SmoketownSmoketown by Tenea D. Johnson
My rating: 4 of 5 stars

Smoketown, the debut novel of Tenea D. Johnson, belongs in a rare subset of speculative fiction novels that examine the relationship between art and society. These books include Pat Murphy’s The City, Not Long After and a number of Samuel R. Delany’s work, most notably Dhalgren. Smoketown, like the aforementioned works, blurs the boundaries between perception, magic and science, and the futuristic/transformed landscape is both a living metaphor and geography.

Anna Armour, an artist, is at the center of the nested narratives that comprise the novel that takes place in a distant, post-climate changed Southern city called Leiodare. A generation ago, the city was overrun with a mysterious epidemic called The Crumble, believed to have been spread by birds. As a result, a force field has been erected around the city that blocks birds from entering the city. Armour moves into the city, awaiting her on-and-off again lover Peru, who lives a nomadic existence as a ‘virtuoso’–a living recorder of experiences for clients.

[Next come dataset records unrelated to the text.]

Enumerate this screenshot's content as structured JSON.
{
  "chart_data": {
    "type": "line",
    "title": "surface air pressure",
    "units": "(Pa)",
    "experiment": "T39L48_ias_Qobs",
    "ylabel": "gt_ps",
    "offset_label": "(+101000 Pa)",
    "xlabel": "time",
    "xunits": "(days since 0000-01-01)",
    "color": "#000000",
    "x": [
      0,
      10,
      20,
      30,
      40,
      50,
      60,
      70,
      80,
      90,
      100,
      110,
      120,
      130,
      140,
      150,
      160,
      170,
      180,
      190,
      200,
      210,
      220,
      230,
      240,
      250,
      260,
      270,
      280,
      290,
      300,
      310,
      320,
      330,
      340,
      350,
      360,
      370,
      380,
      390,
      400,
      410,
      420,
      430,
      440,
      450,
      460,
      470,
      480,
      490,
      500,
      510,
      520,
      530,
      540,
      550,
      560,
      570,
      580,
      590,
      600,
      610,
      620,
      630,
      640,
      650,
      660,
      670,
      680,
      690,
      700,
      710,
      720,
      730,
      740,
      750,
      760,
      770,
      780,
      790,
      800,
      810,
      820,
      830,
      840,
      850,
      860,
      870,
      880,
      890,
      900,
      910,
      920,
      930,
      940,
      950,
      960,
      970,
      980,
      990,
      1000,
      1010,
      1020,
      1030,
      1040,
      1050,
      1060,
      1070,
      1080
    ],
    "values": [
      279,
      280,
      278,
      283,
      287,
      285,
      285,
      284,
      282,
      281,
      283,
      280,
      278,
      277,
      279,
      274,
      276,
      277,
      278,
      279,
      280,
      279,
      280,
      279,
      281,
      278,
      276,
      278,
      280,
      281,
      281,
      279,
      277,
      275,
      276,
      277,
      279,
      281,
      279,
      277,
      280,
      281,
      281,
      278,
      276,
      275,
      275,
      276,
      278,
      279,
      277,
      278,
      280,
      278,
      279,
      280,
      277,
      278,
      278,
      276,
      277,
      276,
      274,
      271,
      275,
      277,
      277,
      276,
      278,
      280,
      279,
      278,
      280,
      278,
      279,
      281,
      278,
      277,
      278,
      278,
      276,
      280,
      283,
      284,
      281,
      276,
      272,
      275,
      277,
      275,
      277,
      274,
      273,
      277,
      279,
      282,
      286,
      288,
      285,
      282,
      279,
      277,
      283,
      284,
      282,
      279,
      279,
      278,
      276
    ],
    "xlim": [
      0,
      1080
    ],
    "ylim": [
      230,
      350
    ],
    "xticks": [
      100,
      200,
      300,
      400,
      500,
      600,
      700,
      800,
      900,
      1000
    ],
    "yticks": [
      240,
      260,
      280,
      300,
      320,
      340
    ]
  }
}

The cipher-like Peru is also the personal ‘virtuoso’ creator for Rory McClaren, the scion of the wealthy McClaren family, and its sole surviving member of the Crumble. Rory lives sequestered in his penthouse apartment, and has not left it for nearly 25 years, with no real human contact save through Peru’s complex and beautiful ‘virtus’ (virtual reality creations). Rory’s isolation is interrupted by the appearance of Dr. Eugenio Oliveria, a researcher and medical anthropologist at Leiodare’s office of Emergency Management.

Eugenio is also a sometime practitioner of a religion/lifestyle called Mendejano; he is linked by this religion—which focuses on nature and reveres birds as sacred—to his soul sister Lucine, who is more devout. Eugenio is interested in talking to survivors of the Crumble and finds the McClaren family at the center of his research.

Anna is the catalyst for the action that effects the entire city—and she is connected (indirectly, sometimes) to the change that ripples through the character’s lives. The introduction of magic in this mostly science fictional milieu makes perfect emotional sense.

The city of Leiodare is, itself, a character. It is a jungle city filled with many rich subcultures—including the titular Smoketown, a neighborhood of people of color who tend to numerous kilns. There is also an active gang culture—the main gang is called The Starlings.

Johnson weaves together all these strands together with lyrical prose and a thematic eye towards redemption and transformation.